Someone thinks that there is no need to have such a festival as ‘Valentine’s Day’ to show our sincerity to whom you love genuinely. What is your opinion? Write an article expressing your views on this issue.
Valentine’s Day has been around for more than five centuries. The 14th of February was set aside as a day for lovers to spend time with each other and to let each other know how much each of them means to the other. Unfortunately, that meaning has been either muddled or lost completely due to the sloppy promotion of businessmen. Some people therefore claim that this festival gives no real significance so it is no longer justified to exist. I totally subscribe to such views.
By and large, a festival should be able to release people’s tension from daily life, usually through friends or family members joining together to share. Valentine’s Day seems to bring the opposite though. The ambiance around the festival often gives people fantasy about how romantic the day becomes. Then, when a lover’s performance falls short of the other’s expectation, it is more likely to end up a clash. Such worries, compounded by the commercial push, make lovers too nervous to prepare for the holiday. Many studies have shown that lovers run a far higher risk of breaking up during this festival than any other ordinary day. This ironic outcome is caused by too high a standard lovers form for the Day.
The festival seems to inform that love can be simply measured by gifts. To me, it is one thing if you could be pampering your lover with sincerity and it’s another to be showering your lover with chocolates and flowers. The latter has nothing to do with how much you mean to your lover. Real love is more a permanent blessing than a single day’s giving. I believe that Valentine’s Day is a day to thank your lover for being in your life and to thank that you were blessed enough to find true love out of the billions of people in the world. Awfully, modern love has been polluted by materialism, which especially holds valid for Valentine’s Day. We should underplay the festival because it rarely conveys the correct message: love appeals to our soul.
Every festival has certain food or product to commemorate. For example, we have moon cakes for the Mid-autumn Festival, rice dumplings for the Dragon Boat Festival, and kumquat for the Lunar New Year. It is only Valentine’s Day that does not involve any standard things for celebration. Or, you can say that ‘gifts’ themselves are the tradition. Then, the practice is no more than boosting materialism. Lovers will be misguided by the misconception that their sincerity is directly proportional to the value of gifts. The world seems to mask the most terrible consumerism with Valentine’s Day.

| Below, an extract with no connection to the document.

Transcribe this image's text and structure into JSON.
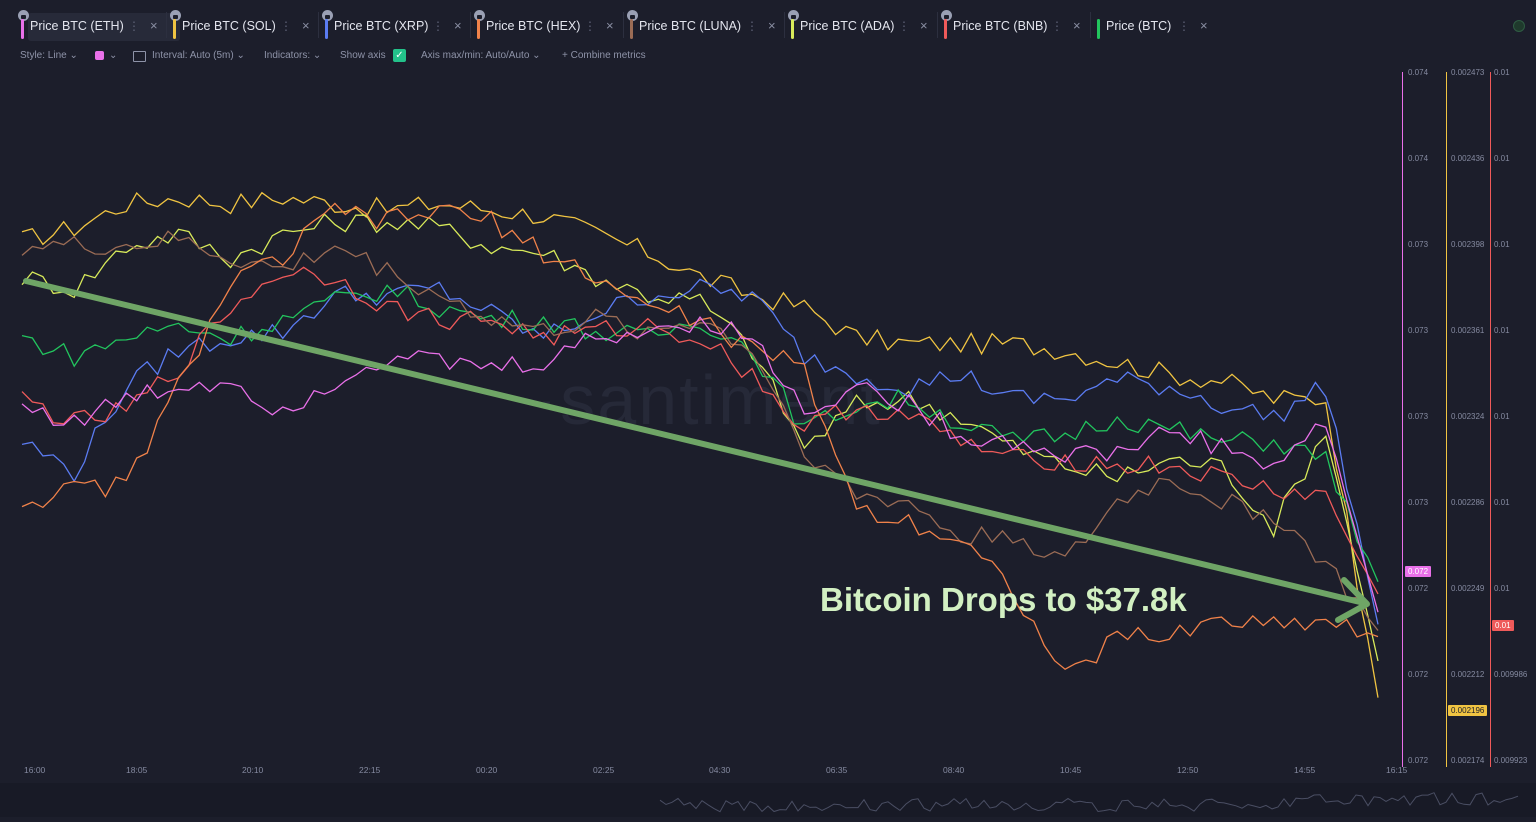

Valentine’s Day ought to only be celebrated if celebrated properly. If you have someone special in your life that you want to show your appreciation for, then you most definitely should spend Valentine’s with them, letting them know that you love them. However, modern people have rendered Valentine’s Day into a form of extravagance, simply a means abused by businessmen to profiteer. If we continuously taint Valentine’s Day that was once meaningful to lovers, our society had better dismiss it as a very ordinary day.